Sent from my SM-G950U using Tapatalk


----------



## Tomko (Jun 1, 2013)

Find someone with a Hunter GSP9700 and insist that your wheels/tires be tested on it. 

GSP9700 Locator


----------



## Robby (Mar 1, 2013)

You are at a bit of a loss since the tire shop did not define 'bent'.

In this case, it can be axial or radial run out.....

Radial run out would be a situation, with the wheel on a balancing machine or installed on the car, where the rim would run side to side as the wheel turns.
Axial run out would be a description of a dented rim, visable as it turns looking at the outer or inner (or both) bead areas.

For a street car, (as opposed to track usage), radial run out, within reason, is not detrimental and does not necessarily need to be addressed.
Axial run out, that is not visable and allows bead sealing and balancing, also does not require attention.

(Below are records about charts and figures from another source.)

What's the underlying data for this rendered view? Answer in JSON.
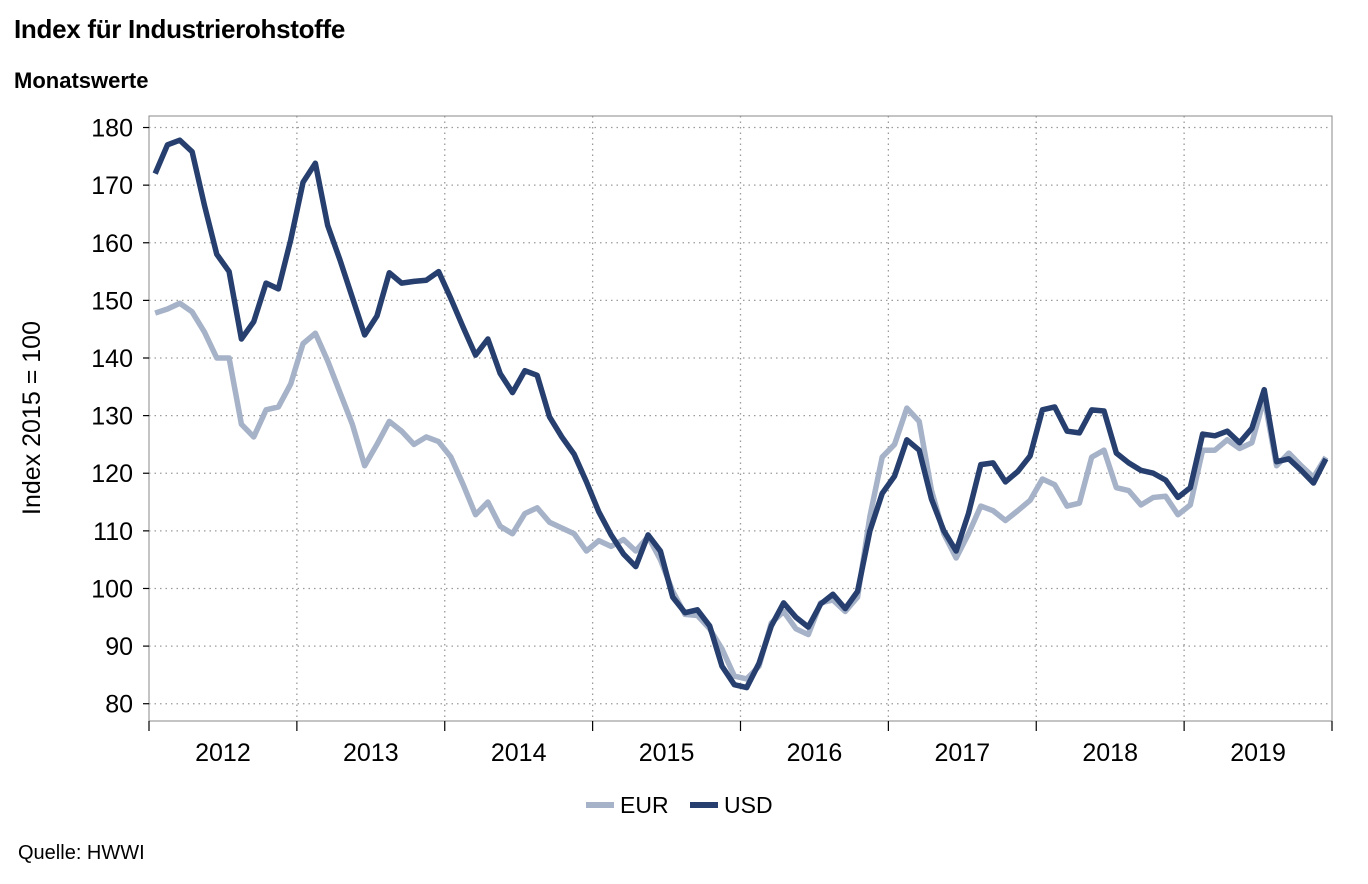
{
  "header": {
    "title": "Index für Industrierohstoffe",
    "subtitle": "Monatswerte"
  },
  "footer": {
    "source": "Quelle: HWWI"
  },
  "chart_data": {
    "type": "line",
    "title": "Index für Industrierohstoffe",
    "subtitle": "Monatswerte",
    "ylabel": "Index 2015 = 100",
    "xlabel": "",
    "ylim": [
      77,
      182
    ],
    "yticks": [
      80,
      90,
      100,
      110,
      120,
      130,
      140,
      150,
      160,
      170,
      180
    ],
    "xlim": [
      "2012-01",
      "2019-12"
    ],
    "xticks": [
      "2012",
      "2013",
      "2014",
      "2015",
      "2016",
      "2017",
      "2018",
      "2019"
    ],
    "grid": true,
    "legend_position": "bottom-center",
    "colors": {
      "EUR": "#a6b2c8",
      "USD": "#263f6e"
    },
    "x_start": "2012-01",
    "series": [
      {
        "name": "EUR",
        "values": [
          147.8,
          148.5,
          149.5,
          148,
          144.5,
          140,
          140,
          128.5,
          126.3,
          131,
          131.5,
          135.5,
          142.5,
          144.3,
          139.5,
          134,
          128.5,
          121.3,
          125,
          129,
          127.3,
          125,
          126.3,
          125.5,
          122.8,
          118,
          112.8,
          115,
          110.8,
          109.5,
          113,
          114,
          111.5,
          110.5,
          109.5,
          106.5,
          108.3,
          107.3,
          108.5,
          106.5,
          109,
          105,
          99.5,
          95.5,
          95.3,
          93,
          89.5,
          84.8,
          84.3,
          86.5,
          94,
          96,
          93,
          92,
          97.5,
          98,
          96,
          98.5,
          112.5,
          122.8,
          125,
          131.3,
          129,
          117,
          109.5,
          105.3,
          109.5,
          114.3,
          113.5,
          111.8,
          113.5,
          115.3,
          119,
          118,
          114.3,
          114.8,
          122.8,
          124,
          117.5,
          117,
          114.5,
          115.8,
          116,
          112.8,
          114.5,
          124,
          124,
          125.8,
          124.3,
          125.3,
          133,
          121.3,
          123.5,
          121.3,
          119.3,
          122.8
        ]
      },
      {
        "name": "USD",
        "values": [
          172,
          177,
          177.8,
          175.8,
          166.5,
          158,
          155,
          143.3,
          146.3,
          153,
          152,
          160.5,
          170.5,
          173.8,
          163,
          157,
          150.5,
          144,
          147.3,
          154.8,
          153,
          153.3,
          153.5,
          155,
          150.3,
          145.3,
          140.5,
          143.3,
          137.3,
          134,
          137.8,
          137,
          129.8,
          126.3,
          123.3,
          118.5,
          113.3,
          109.3,
          106,
          103.8,
          109.3,
          106.5,
          98.5,
          95.8,
          96.3,
          93.5,
          86.5,
          83.3,
          82.8,
          87,
          93.5,
          97.5,
          95,
          93.3,
          97.3,
          99,
          96.5,
          99.5,
          110,
          116.5,
          119.5,
          125.8,
          124,
          115.5,
          110,
          106.5,
          113,
          121.5,
          121.8,
          118.5,
          120.3,
          123,
          131,
          131.5,
          127.3,
          127,
          131,
          130.8,
          123.5,
          121.8,
          120.5,
          120,
          118.8,
          115.8,
          117.5,
          126.8,
          126.5,
          127.3,
          125.3,
          127.8,
          134.5,
          122,
          122.5,
          120.5,
          118.3,
          122.5
        ]
      }
    ]
  }
}
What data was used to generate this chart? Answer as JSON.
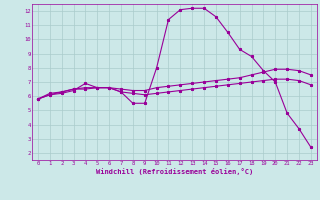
{
  "xlabel": "Windchill (Refroidissement éolien,°C)",
  "bg_color": "#cce8e8",
  "line_color": "#990099",
  "grid_color": "#aacccc",
  "x_ticks": [
    0,
    1,
    2,
    3,
    4,
    5,
    6,
    7,
    8,
    9,
    10,
    11,
    12,
    13,
    14,
    15,
    16,
    17,
    18,
    19,
    20,
    21,
    22,
    23
  ],
  "y_ticks": [
    2,
    3,
    4,
    5,
    6,
    7,
    8,
    9,
    10,
    11,
    12
  ],
  "ylim": [
    1.5,
    12.5
  ],
  "xlim": [
    -0.5,
    23.5
  ],
  "curve1_x": [
    0,
    1,
    2,
    3,
    4,
    5,
    6,
    7,
    8,
    9,
    10,
    11,
    12,
    13,
    14,
    15,
    16,
    17,
    18,
    19,
    20,
    21,
    22,
    23
  ],
  "curve1_y": [
    5.8,
    6.2,
    6.3,
    6.5,
    6.6,
    6.6,
    6.6,
    6.3,
    5.5,
    5.5,
    8.0,
    11.4,
    12.1,
    12.2,
    12.2,
    11.6,
    10.5,
    9.3,
    8.8,
    7.8,
    7.0,
    4.8,
    3.7,
    2.4
  ],
  "curve2_x": [
    0,
    1,
    2,
    3,
    4,
    5,
    6,
    7,
    8,
    9,
    10,
    11,
    12,
    13,
    14,
    15,
    16,
    17,
    18,
    19,
    20,
    21,
    22,
    23
  ],
  "curve2_y": [
    5.8,
    6.1,
    6.3,
    6.5,
    6.5,
    6.6,
    6.6,
    6.5,
    6.4,
    6.4,
    6.6,
    6.7,
    6.8,
    6.9,
    7.0,
    7.1,
    7.2,
    7.3,
    7.5,
    7.7,
    7.9,
    7.9,
    7.8,
    7.5
  ],
  "curve3_x": [
    0,
    1,
    2,
    3,
    4,
    5,
    6,
    7,
    8,
    9,
    10,
    11,
    12,
    13,
    14,
    15,
    16,
    17,
    18,
    19,
    20,
    21,
    22,
    23
  ],
  "curve3_y": [
    5.8,
    6.1,
    6.2,
    6.4,
    6.9,
    6.6,
    6.6,
    6.3,
    6.2,
    6.1,
    6.2,
    6.3,
    6.4,
    6.5,
    6.6,
    6.7,
    6.8,
    6.9,
    7.0,
    7.1,
    7.2,
    7.2,
    7.1,
    6.8
  ],
  "lw": 0.8,
  "ms": 2.0,
  "tick_fs": 4.0,
  "xlabel_fs": 5.0
}
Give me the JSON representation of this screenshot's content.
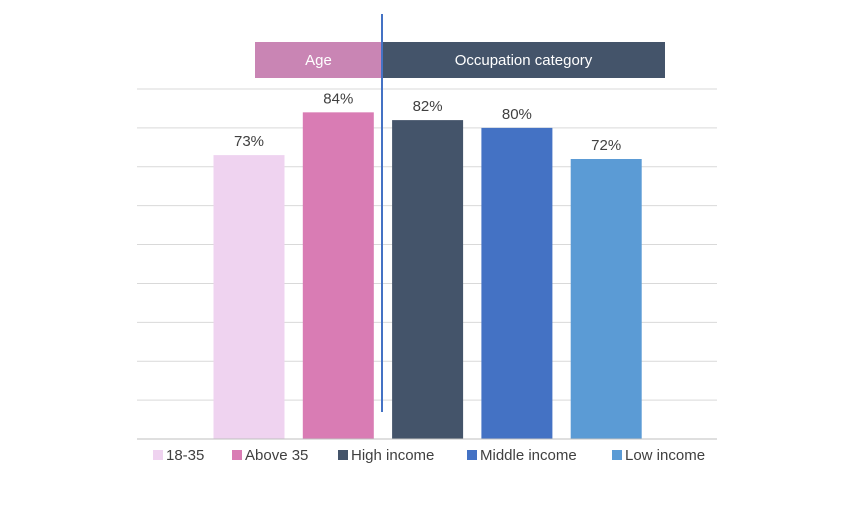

I wouldn't be surprised to find 90% of street driven daily cars have one or the other (or both) types of run out since all it takes is a good pothole hit to create the situation.

Rob


----------



## obermd (Mar 3, 2012)

My ECO had one wheel bent for years. I hit a huge pothole on I-70 during a downpour and bent that wheel. Never had issues with it.


----------



## mechguy78 (Jun 6, 2016)

Tomko said:


> Find someone with a Hunter GSP9700 and insist that your wheels/tires be tested on it.
> 
> GSP9700 Locator


This is the balancer I use at work. If there is an issue with the wheel or tire it will find it. The whole assembly gets measured under load, and then the wheel can be measured (tire still installed). The Hunter will then show the tire, wheel, and assembly measurements. Depending on the programed limits, it will ask for the tire to be repositioned, different wheel/tire combo, or wheel or tire replacement based on the individual wheel and tire measurements.

I have yet to find a wheel that has zero runout, even on brand new wheels(my primary dealings). As long as the runout is within reason you'll be fine. Aluminum wheels are more picky than steelies are which is why they have a lower limit for runout (.030" compared to .050"). I have seen wheels balance and ride fine above these limits, but it is rare, as the tire will follow the wheel as far as runout is concerned.


----------



## Patman (May 7, 2011)

FYI guys I was off work today and since I had a couple of wheels with someone severe curb rash, I decided to search the internet and found 2 wheels off a 2014 LT for $75 ea. from a salavage yard bought them and had them installed and to my delight that seemed to do the "trick" and killed the road noise. I guess now if I want I can buy a used tire and have a full sized spare?


----------



## IndyDiesel (May 24, 2015)

I buy and sell wheels on the side, mostly truck wheels. I can spot a bent wheel pretty easily. Sometimes I don't see it until tire is dismounted. I also find that a wheel sometimes splits when bent. I generally scrap them when any bends. Costs too much to ship a bent wheel or any wheel then may not be useable. I would say about 10-15% of wheels I buy may be bent. Three of four wheels being bent seems a bit extreme. If the tires are off it is much easier to see the bent wheels. Oh I only buy aluminum wheels most of the time, trying to sell a steel wheel is difficult unless someone wants them for snow tires.


----------



## Patman (May 7, 2011)

I was looking at one of the wheels I replaced and it had a bunch of weights in it(more than I ever seen before on a wheel) So guess all is well! and got rid of all the curb rash on the other wheel around rim and on spokes.


----------